いろいろな素材を集めて不思議なものを創り出す。そんな淡いイメージはありつつも、その作業風景や日常は想像しにくかったりもするのではないでしょうか。
この物語では、ちょっと訳ありな錬金術師テュエンと、翼を持つ少年レムファクタが出会うさまざまな人々や事件を、錬金術というその不可思議な技を中心に据え、真っ向から描いています。
この物語の素晴らしいところは、その不可思議な技や世界観がごく自然に生活の一部として描かれていて、店を訪れた客が身につけていたメダリオンに触れ、この世界には錬金術を学ぶ大学があることが伝わってきたり、ちょっと厄介な客がもちこんだ依頼をテュエンが錬金術を解決することで、この世界では錬金術がどのようなものなのかを、まるでそこにある当たり前のもののように感じることができます。
そして物語の中心となる錬金術、その素材の名前——星鉄鋼や夜想菫、白鷹草など——だけでも、もうワクワクしてしまうのですが、日常風景だけでなく、悪鬼ゴブリンや喰屍鬼グール、ドワーフの遺跡やエルフ文字なども登場し、これでもかとファンタジー要素がぎゅぎゅっと詰め込まれています。
子供の頃、『はてしない物語』やさまざまなファンタジーの物語でその世界に浸って楽しんでいた人も多いのではないでしょうか。そんな方には特におすすめの、鮮やかで深い、ここではないどこかの、けれどとてもリアルな世界の物語。
複数エピソードで構成される一話完結型なので、まずは第一話だけでも!
美しい描写と、魅力的な登場人物たちが織りなすこの物語の虜になること間違いなしです!

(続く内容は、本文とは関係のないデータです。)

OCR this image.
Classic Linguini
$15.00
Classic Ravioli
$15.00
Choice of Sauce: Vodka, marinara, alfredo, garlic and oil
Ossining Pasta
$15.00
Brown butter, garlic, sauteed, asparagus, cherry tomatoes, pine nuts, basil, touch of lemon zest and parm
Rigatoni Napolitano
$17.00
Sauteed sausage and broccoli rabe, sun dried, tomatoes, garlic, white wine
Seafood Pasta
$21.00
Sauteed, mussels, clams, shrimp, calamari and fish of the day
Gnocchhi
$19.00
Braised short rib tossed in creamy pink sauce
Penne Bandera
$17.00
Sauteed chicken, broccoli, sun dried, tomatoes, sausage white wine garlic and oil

企画で「背景描写に力の籠った作品が見てみたい」と募集したところ、ご参加して頂いた縁で拝見し、まだ「第1話 風信鳥」を読み終わったばかりなのですが……
表から裏まで創られていそうな世界と、文学小説的な整った文章、細かな人物描写、煌びやかな練術師が扱う素材の数々……ページを開き「おっ」と思って読み進め、終わった瞬間に「これぞファンタジーの錬金術やー!」と某グルメな発言が飛び出しそうになりました(笑)
ストーリーは錬金術師のテュエンと、背中に翼の生えた有翼人種レムファクタ(通称:レム)が有名なリュート弾きから依頼をされる所から始まります。
「奇跡に近い事を起こさなければならない依頼」に、相手を思いやるがゆえに悩み苦しむテュエンとそんなテュエンの自称弟子を名乗り、助けたいと願うレム、二人の言い争いの中に割って入るテュエンの親友のクルト含めて、キャラクターの町での生活まで描いてあり、個人的にちょっと描写が緻密過ぎるかと思う部分もありましたが……それでも求めていた以上の文章で、大変満足です。
登場人物の優しさと、その想いがゆえのすれ違っていく依頼の行方は……?
王道的なファンタジーを楽しみたい方にお勧めできる作品だと思います。ぜひ!